Risk Factors and Patterns
Several patterns emerge from the global data:
- Urban vs. Rural: Higher prevalence in urban areas compared to rural settings
- Weight Association: Significantly higher rates among those with overweight/obesity
- Ethnic Disparities: Certain ethnic groups face disproportionately higher risks
- Temporal Trends: Consistent increases in prevalence over time across regions
The global diabetes epidemic continues to evolve, with concerning trends of increasing prevalence across diverse populations and geographic regions.
Study Design Parameters
Study Design Parameters and Endpoints in Key Diabetes Trials
Study Designs
Randomized controlled trials (RCTs) are the predominant design in diabetes research, including patient-preference equivalence trials, double-blinded trials, and open-label studies. Recent trials have employed various approaches:
- A 2023 study randomized 120 people with type 2 diabetes into four parallel groups for 32 weeks: semaglutide (open label), empagliflozin (blinded), their combination, and placebo
- The IMAGINE program included more than 6000 patients with ~3900 receiving basal insulin peglispro (BIL)

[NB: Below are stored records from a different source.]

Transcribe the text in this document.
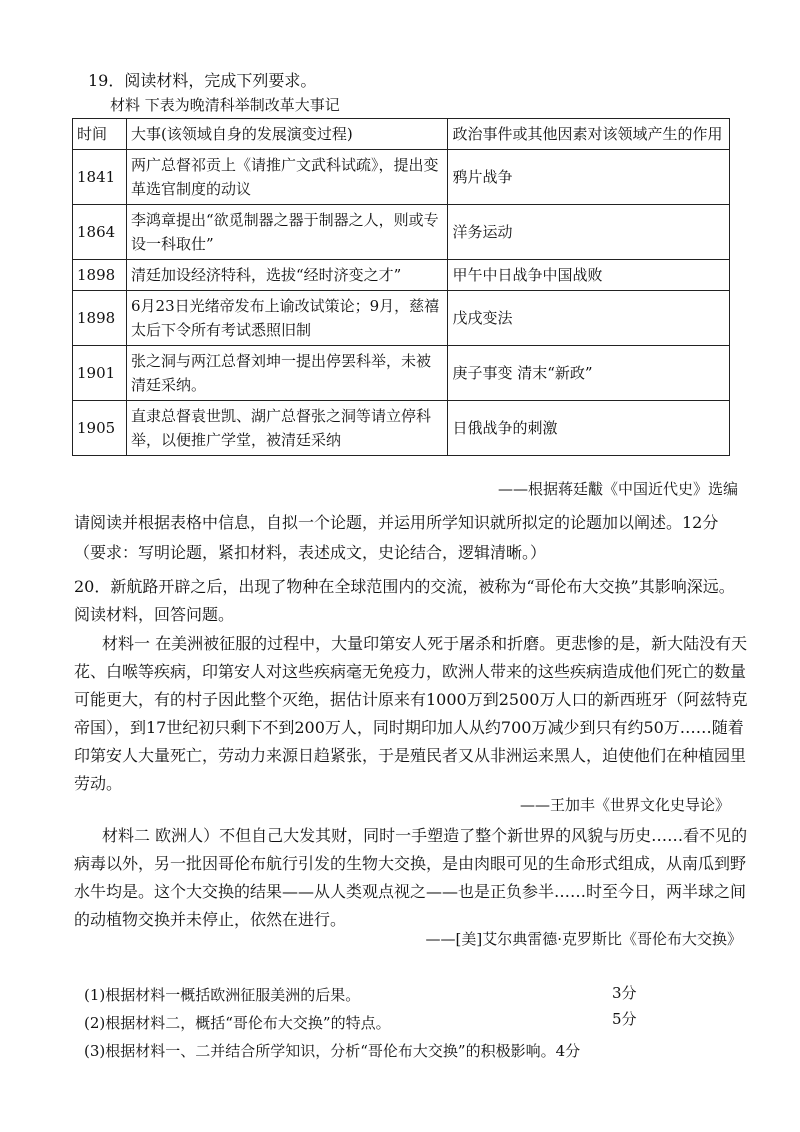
19．阅读材料，完成下列要求。
材料 下表为晚清科举制改革大事记
时间	大事(该领域自身的发展演变过程)	政治事件或其他因素对该领域产生的作用
1841	两广总督祁贡上《请推广文武科试疏》，提出变革选官制度的动议	鸦片战争
1864	李鸿章提出“欲觅制器之器于制器之人，则或专设一科取仕”	洋务运动
1898	清廷加设经济特科，选拔“经时济变之才”	甲午中日战争中国战败
1898	6月23日光绪帝发布上谕改试策论；9月，慈禧太后下令所有考试悉照旧制	戊戌变法
1901	张之洞与两江总督刘坤一提出停罢科举，未被清廷采纳。	庚子事变 清末“新政”
1905	直隶总督袁世凯、湖广总督张之洞等请立停科举，以便推广学堂，被清廷采纳	日俄战争的刺激
——根据蒋廷黻《中国近代史》选编
请阅读并根据表格中信息，自拟一个论题，并运用所学知识就所拟定的论题加以阐述。12分（要求：写明论题，紧扣材料，表述成文，史论结合，逻辑清晰。）
20．新航路开辟之后，出现了物种在全球范围内的交流，被称为“哥伦布大交换”其影响深远。阅读材料，回答问题。
材料一 在美洲被征服的过程中，大量印第安人死于屠杀和折磨。更悲惨的是，新大陆没有天花、白喉等疾病，印第安人对这些疾病毫无免疫力，欧洲人带来的这些疾病造成他们死亡的数量可能更大，有的村子因此整个灭绝，据估计原来有1000万到2500万人口的新西班牙（阿兹特克帝国），到17世纪初只剩下不到200万人，同时期印加人从约700万减少到只有约50万……随着印第安人大量死亡，劳动力来源日趋紧张，于是殖民者又从非洲运来黑人，迫使他们在种植园里劳动。
——王加丰《世界文化史导论》
材料二 欧洲人）不但自己大发其财，同时一手塑造了整个新世界的风貌与历史……看不见的病毒以外，另一批因哥伦布航行引发的生物大交换，是由肉眼可见的生命形式组成，从南瓜到野水牛均是。这个大交换的结果——从人类观点视之——也是正负参半……时至今日，两半球之间的动植物交换并未停止，依然在进行。
——[美]艾尔典雷德·克罗斯比《哥伦布大交换》
(1)根据材料一概括欧洲征服美洲的后果。	3分
(2)根据材料二，概括“哥伦布大交换”的特点。	5分
(3)根据材料一、二并结合所学知识，分析“哥伦布大交换”的积极影响。4分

- Cross-sectional designs evaluate quality of life in diabetic patients with complications
- Crossover designs are used particularly for comparing different treatment devices
- Qualitative participant interviews provide context to endpoint improvements
- Quality improvement interventional studies develop and evaluate new diabetic algorithms
Trial durations typically range from 3-6 months for early outcomes to several years (median 4.5 years in some studies) for long-term outcomes.
Participant Selection
Eligibility criteria commonly include: - Age ranges (e.g., 40-80 years or 26-60 years) - HbA1c levels (e.g., ≤7.5% or <10%) - Blood pressure parameters (e.g., systolic ≤145 mmHg) - Cholesterol levels (e.g., total ≤5.2 mmol/l) - Duration of diabetes (e.g., more than one year) - Treatment by a general practitioner - Insulin treatment status (often excluded in some studies) - High risk of CVD (in some studies)
Primary Endpoints
Key primary endpoints include:
- Glycemic control measures: HbA1c reduction, time in target glucose range, time below range (<70 mg/dL), glycemic variability
- Cardiovascular outcomes: major adverse cardiovascular events (MACEs), composite of all-cause death and cardiovascular events
- Cardiometabolic control equivalence between monitoring frequencies
- Kidney oxygenation and arterial stiffness measured by MRI
- Rates of nocturnal hypoglycemia
- Patient-reported outcomes (PROs): quality of life and psychological well-being
Secondary Endpoints
Secondary endpoints are diverse:
- Metabolic parameters: Blood pressure, cholesterol levels, body mass index, liver fat, triglycerides
- Kidney function: GFR, urine albumin/creatinine ratio (UACR), kidney perfusion
- Blood markers: Erythropoietin levels, hematocrit, alanine aminotransferase (ALT)
- Treatment-related: Injection site reactions, adherence to medications, satisfaction with treatment
- Lifestyle factors: Smoking behavior, physical activity
- Economic measures: Loss of work due to illness, supply costs, cost-effectiveness
- Safety outcomes: Severe hypoglycemia episodes, diabetic ketoacidosis events
Analysis Methods
Trials employ various analytical approaches:
- Intention-to-treat analysis with repeated measures
- ANCOVA for outcomes with only baseline and final measurements
- Cost-minimisation analysis or incremental cost-effectiveness analysis
- Meta-regression to evaluate interventions
- Latent profile analysis to classify patients into homogeneous groups
- One-stage individual participant data meta-analyses and network meta-analyses
- Subgroup analyses by age, follow-up length, treatment intensity, and diabetes duration
Recent trials increasingly incorporate technology assessment and equity considerations using frameworks like PROGRESS to assess health inequality.